Comment la technologie nous aide-t-elle à améliorer la sécurité alimentaire?

La technologie nous aide de plusieurs façons. Elle peut alléger la charge de travail physique liée à la production de certaines céréales et aider les agriculteurs à produire des denrées plus savoureuses et plus nutritives. Elle peut également contribuer à la prise de décisions susceptibles d’améliorer les récoltes (voir « Agriculture intelligente, » page 30). L’amélioration de la génétique des cultures est aussi une avenue prometteuse. Une grande partie des efforts déployés est axée sur le développement de nouveaux cultivars capables de résister aux organismes nuisibles et aux maladies, ainsi qu’aux stress environnementaux liés à l’eau, à la sécheresse et à la chaleur attribuables au changement climatique. À partir du moment où nous avons défini les caractéristiques recherchées et créé de nouvelles variétés, des mécanismes doivent être mis en place pour permettre à ces nouveaux cultivars d’être reproduits et distribués aux agriculteurs. À cet égard, le maïs est une grande réussite. Alors qu’on comptait sept variétés avant 1970 dans l’est et le sud de l’Afrique, 455 variétés y sont aujourd’hui utilisées. Le secteur privé a joué un rôle de premier plan dans la distribution de ces variétés aux producteurs. Il est important que les gouvernements et le secteur privé travaillent de pair pour améliorer la distribution de nouvelles variétés de semences aux agriculteurs.

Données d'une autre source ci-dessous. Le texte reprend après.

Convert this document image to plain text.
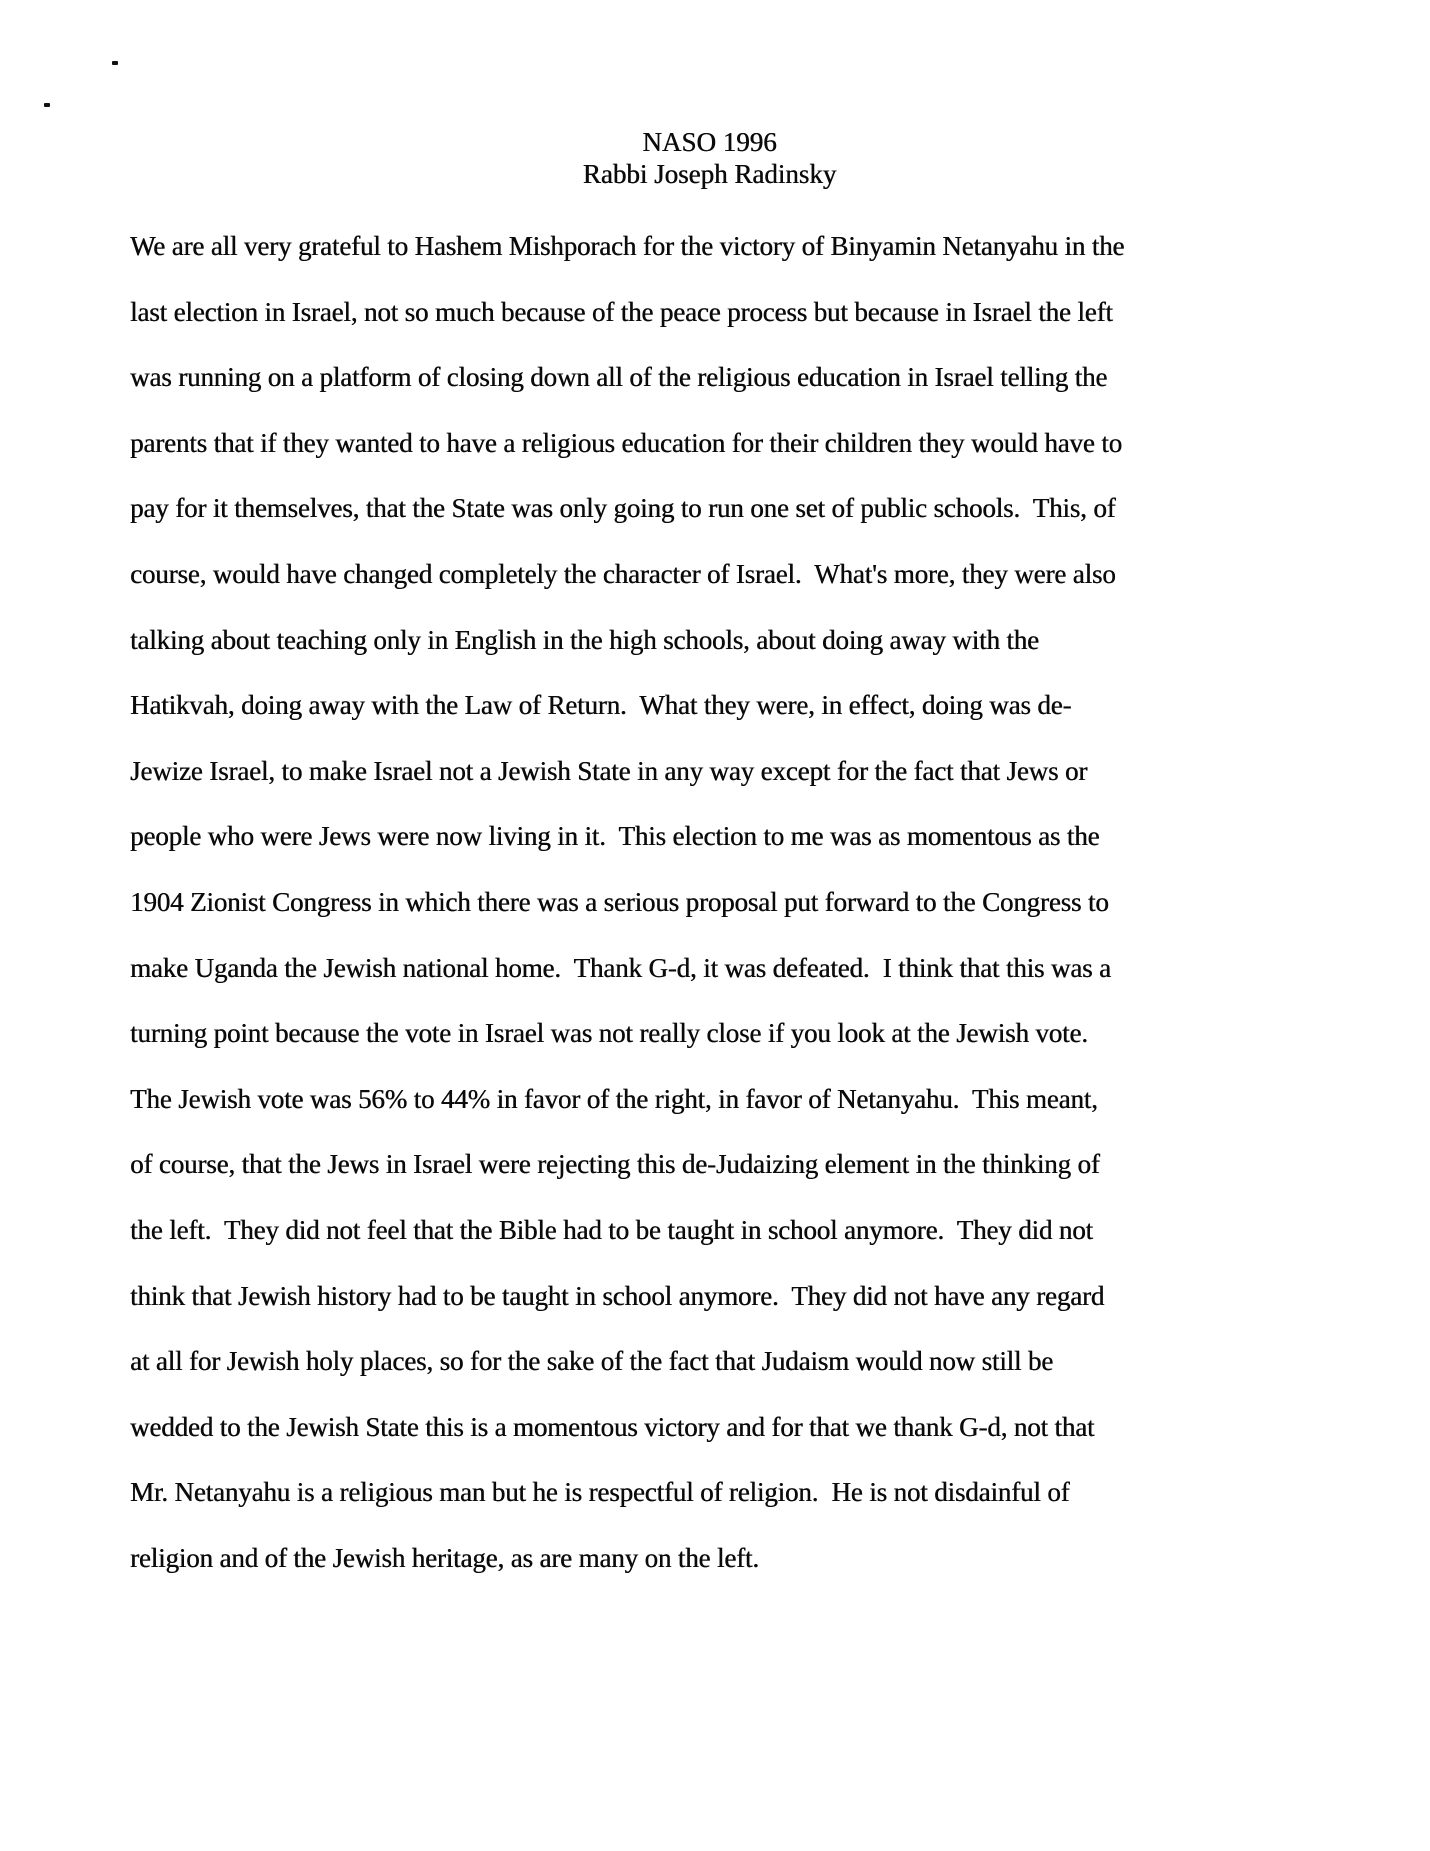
NASO 1996
Rabbi Joseph Radinsky
We are all very grateful to Hashem Mishporach for the victory of Binyamin Netanyahu in the
last election in Israel, not so much because of the peace process but because in Israel the left
was running on a platform of closing down all of the religious education in Israel telling the
parents that if they wanted to have a religious education for their children they would have to
pay for it themselves, that the State was only going to run one set of public schools.  This, of
course, would have changed completely the character of Israel.  What's more, they were also
talking about teaching only in English in the high schools, about doing away with the
Hatikvah, doing away with the Law of Return.  What they were, in effect, doing was de-
Jewize Israel, to make Israel not a Jewish State in any way except for the fact that Jews or
people who were Jews were now living in it.  This election to me was as momentous as the
1904 Zionist Congress in which there was a serious proposal put forward to the Congress to
make Uganda the Jewish national home.  Thank G-d, it was defeated.  I think that this was a
turning point because the vote in Israel was not really close if you look at the Jewish vote.
The Jewish vote was 56% to 44% in favor of the right, in favor of Netanyahu.  This meant,
of course, that the Jews in Israel were rejecting this de-Judaizing element in the thinking of
the left.  They did not feel that the Bible had to be taught in school anymore.  They did not
think that Jewish history had to be taught in school anymore.  They did not have any regard
at all for Jewish holy places, so for the sake of the fact that Judaism would now still be
wedded to the Jewish State this is a momentous victory and for that we thank G-d, not that
Mr. Netanyahu is a religious man but he is respectful of religion.  He is not disdainful of
religion and of the Jewish heritage, as are many on the left.
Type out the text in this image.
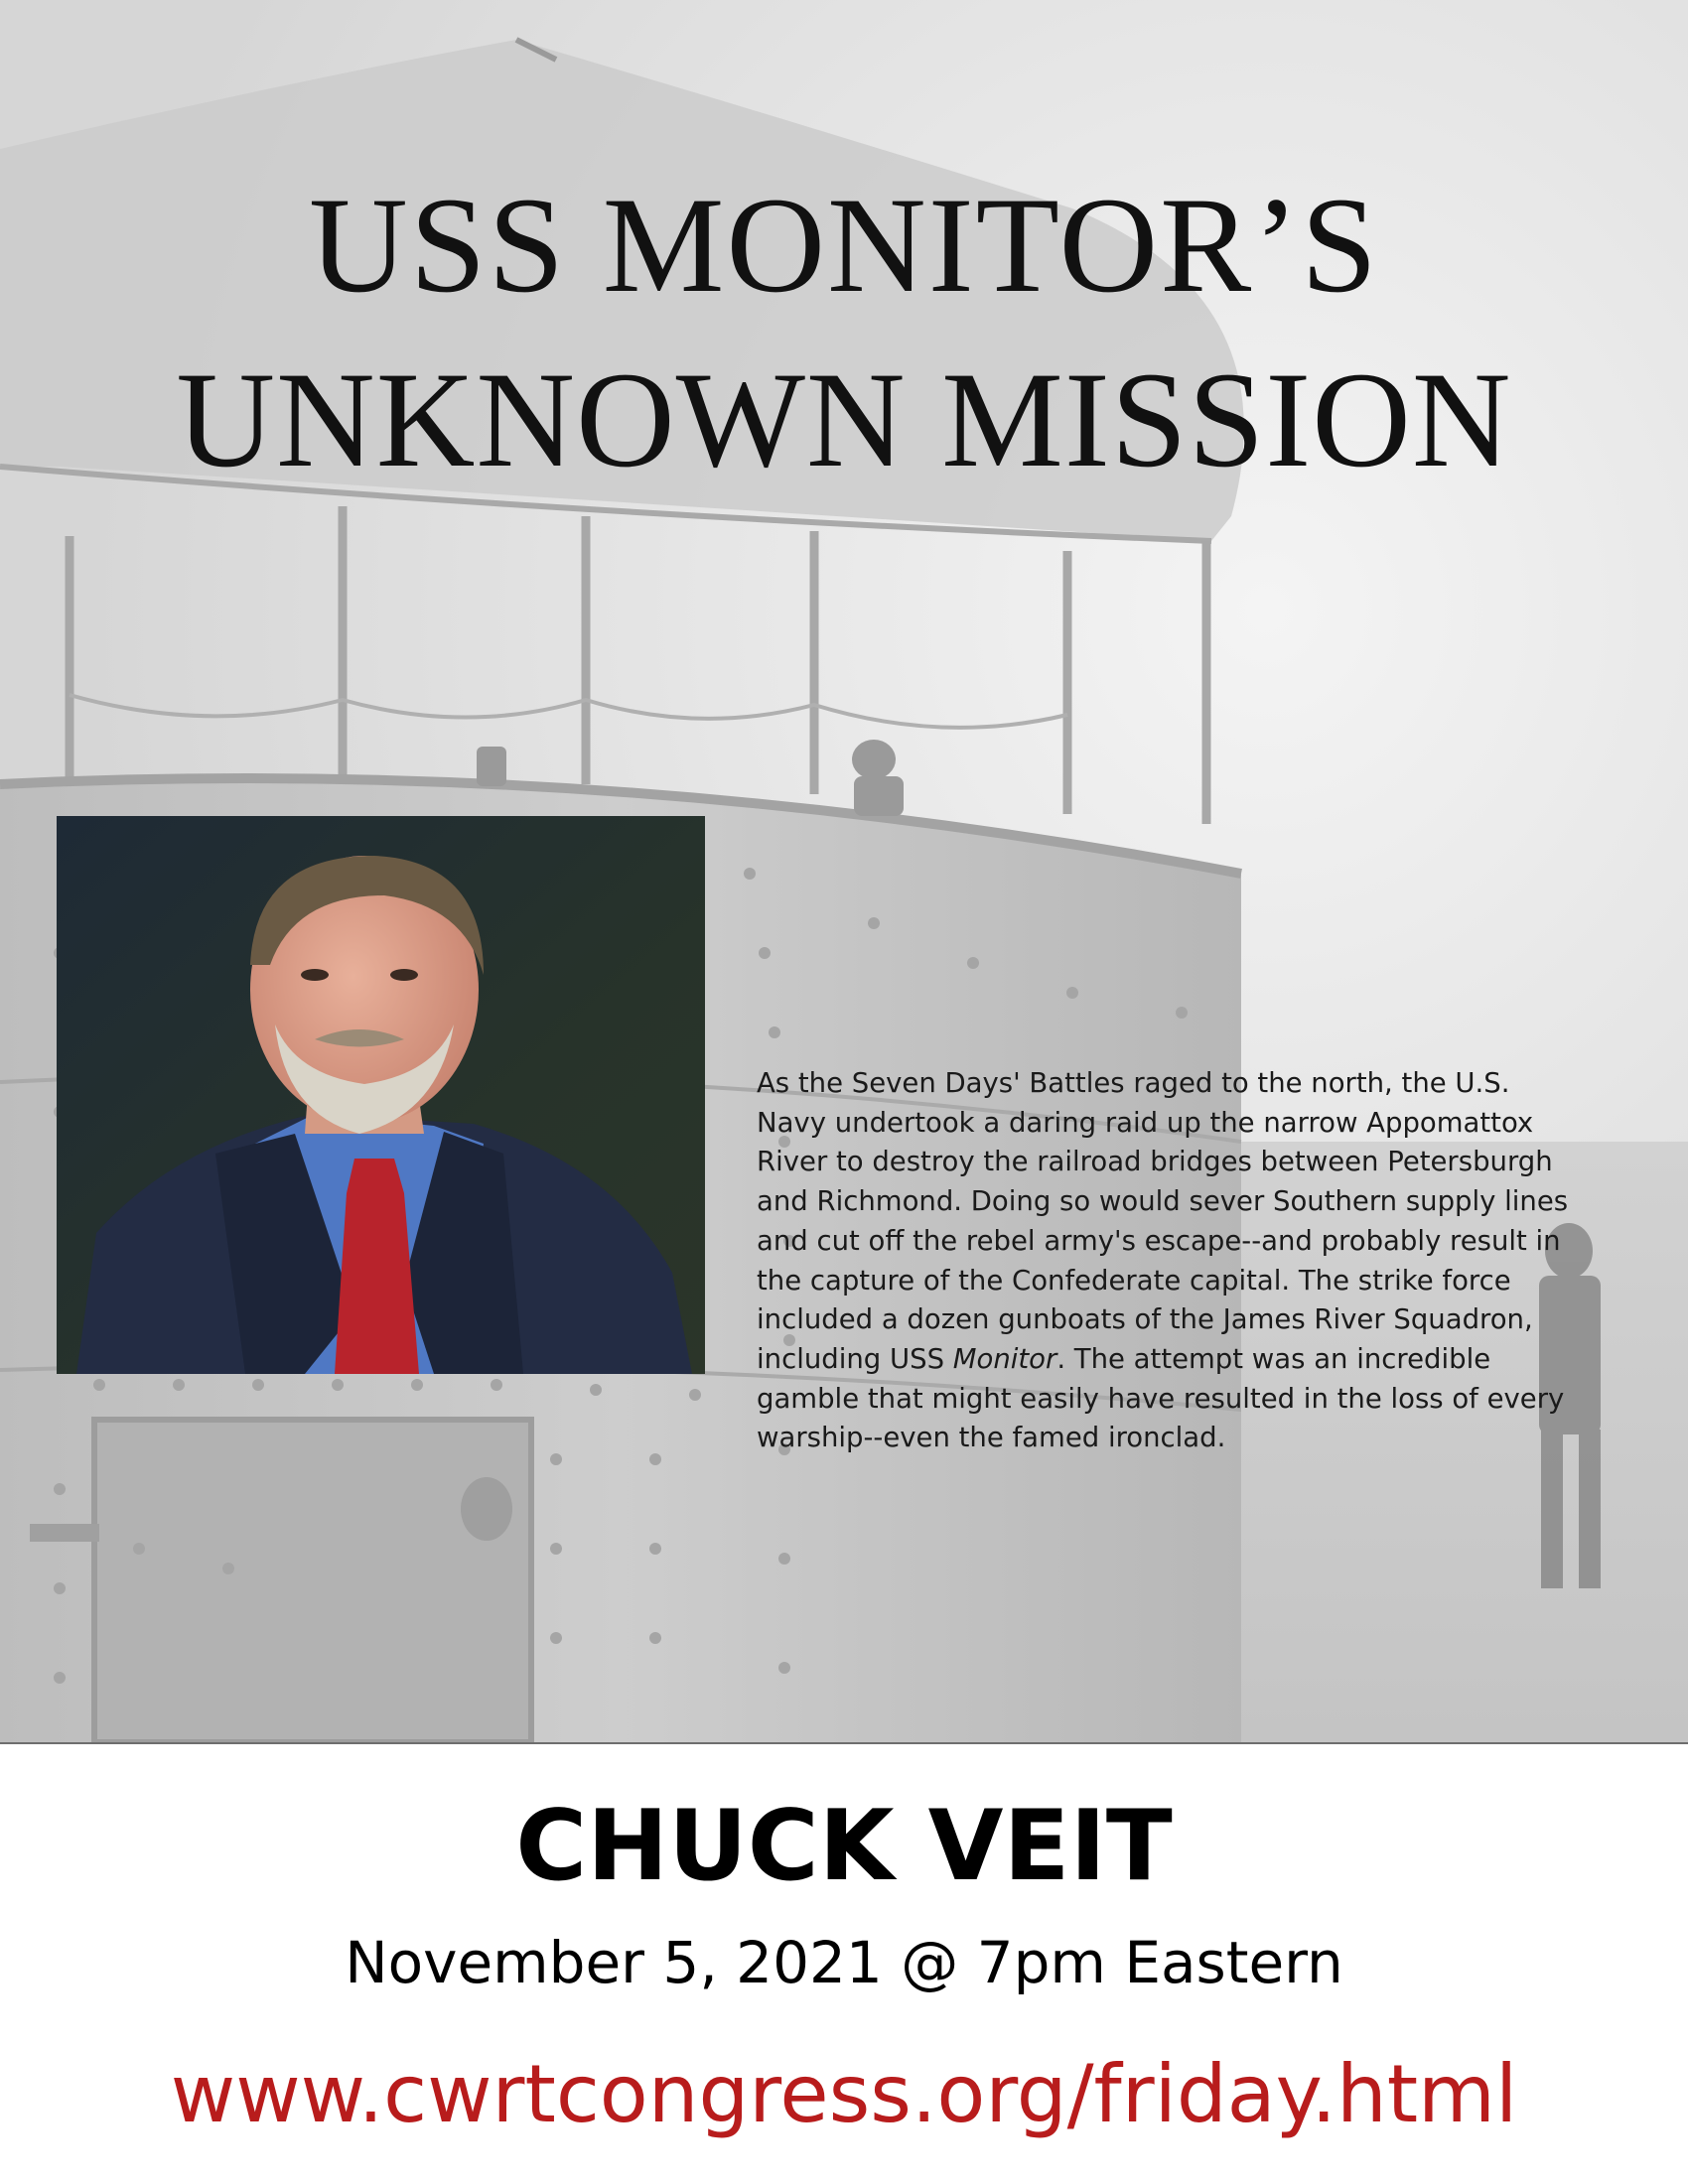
USS MONITOR’S
UNKNOWN MISSION

As the Seven Days' Battles raged to the north, the U.S. Navy undertook a daring raid up the narrow Appomattox River to destroy the railroad bridges between Petersburgh and Richmond. Doing so would sever Southern supply lines and cut off the rebel army's escape--and probably result in the capture of the Confederate capital. The strike force included a dozen gunboats of the James River Squadron, including USS Monitor. The attempt was an incredible gamble that might easily have resulted in the loss of every warship--even the famed ironclad.

CHUCK VEIT

November 5, 2021 @ 7pm Eastern

www.cwrtcongress.org/friday.html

De quoi les gouvernements devraient-ils également se préoccuper?

Depuis les années 1960, les aspects non agronomiques de la production alimentaire, c’est-à-dire les marchés, les politiques, l’éducation, la formation et les infrastructures, jouent un rôle de plus en plus important dans la croissance de la productivité agricole mondiale. En réalité, ces aspects ont largement surpassé les facteurs agronomiques dans la plupart des régions, sauf en Asie. Si nous voulons accroître de façon significative les gains en productivité au cours des prochaines décennies, il nous faut maintenir ces taux de succès tout en améliorant le rendement des cultures.